“Early childhood education is the most important issue of education policy and one of the priorities of the Hungarian Presidency”, highlighted Rózsa Hoffmann, Minister of State for Education of the Ministry of National Resources, at a conference in Budapest, on 21 February. The politician added, “it’s especially important for disadvantaged children, to receive education as early as possible”.
The conference “Excellence and Equity in Early Childhood Education and Care” is the Hungarian Presidency’s first expert level event on education, involving experts from member state ministries, and various international organisations. The essence of early childhood education is to provide appropriate schooling, to pre-school age children. Such education is especially important for disadvantaged children, to promote their successful learning and catching-up at a later stage. The participants of the Budapest conference discussed the institutional framework of early childhood education, the financing models applied by member states, teacher education, and parents’ involvement.
Early childhood education in trio’s focus
During a press conference in the break of the event, Rózsa Hoffmann stressed the importance of early childhood education, by saying that a child who receives institutional childhood education will have better reading and speaking skills, and will perform better in school. She added that, all education experts are aware of this, and the Spanish-Belgian-Hungarian trio considers this issue as an education policy priority. The Hungarian Presidency is keen to enhance the EU’s professional cooperation in this area, to help the Council to draw conclusions on the results, and to make the Commission use the Presidency’s work in the future, the Minister of State said.
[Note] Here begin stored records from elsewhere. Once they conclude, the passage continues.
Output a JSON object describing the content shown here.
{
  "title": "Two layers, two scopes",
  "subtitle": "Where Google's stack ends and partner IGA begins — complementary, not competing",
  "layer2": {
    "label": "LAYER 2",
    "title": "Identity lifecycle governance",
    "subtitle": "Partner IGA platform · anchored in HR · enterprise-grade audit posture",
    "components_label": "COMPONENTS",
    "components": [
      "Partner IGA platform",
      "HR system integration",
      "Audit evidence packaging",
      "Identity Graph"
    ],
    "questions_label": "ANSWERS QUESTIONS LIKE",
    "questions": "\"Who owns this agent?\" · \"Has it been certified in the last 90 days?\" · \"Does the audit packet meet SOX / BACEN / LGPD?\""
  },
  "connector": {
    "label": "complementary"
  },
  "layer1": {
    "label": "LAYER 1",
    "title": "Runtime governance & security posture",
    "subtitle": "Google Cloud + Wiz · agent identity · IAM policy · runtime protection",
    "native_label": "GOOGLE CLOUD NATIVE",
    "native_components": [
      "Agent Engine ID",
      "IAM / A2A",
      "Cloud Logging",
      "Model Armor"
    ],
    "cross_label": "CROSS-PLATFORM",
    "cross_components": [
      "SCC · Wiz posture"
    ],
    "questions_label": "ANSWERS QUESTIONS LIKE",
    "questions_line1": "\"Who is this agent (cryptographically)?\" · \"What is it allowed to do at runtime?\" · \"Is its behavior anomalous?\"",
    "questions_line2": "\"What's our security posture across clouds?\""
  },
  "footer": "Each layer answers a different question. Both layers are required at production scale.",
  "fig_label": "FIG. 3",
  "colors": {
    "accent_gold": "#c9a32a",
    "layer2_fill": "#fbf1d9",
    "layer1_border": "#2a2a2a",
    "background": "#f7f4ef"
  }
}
Key role in creating the future
Andrulla Vassiliou, European Commissioner for Education, Culture, Multi-lingualism and Youth, welcomed the Hungarian Presidency’s objectives, since the subject was treated as a priority by the Commission in its communication, published in February. Ms Vassiliou pointed out that “in the EU, one in five 15-year-olds has reading difficulty, and one in seven in the same age group drops out of school, or leave school for good”. Therefore, the Europe 2020 Strategy seeks to reduce the number of drop-outs below 10 percent, by 2020. The Commissioner added, “Early childhood education plays a key role in meeting this objective.” The Commission’s aim, is to provide quality care and education to every child in the EU.
“Although education falls within the competence of member states, the Ministers asked the Commission to assist programme coordination and encourage participation,” continued Ms Vassiliou. She added, “The countries have realised that children will reap benefits as they become better prepared for life-long learning, and have a prospect of a better life.” According to the Commissioner, investment in early childhood education also offers an economic advantage for member states: “qualified young people have better prospects of finding employment in the labour market.”
Conference on Early Childhood Education and Care - “Excellence and Equity in Early Childhood Education and Care”
Date: 2011. February 20. - 2011. February 22.
The aim of the conference is to call for European cooperation in improving equitable access to high quality early childhood education and care and promoting solutions in issues of common concern, especially in breaking the cycle of disadvantage and enhancing lifelong learning.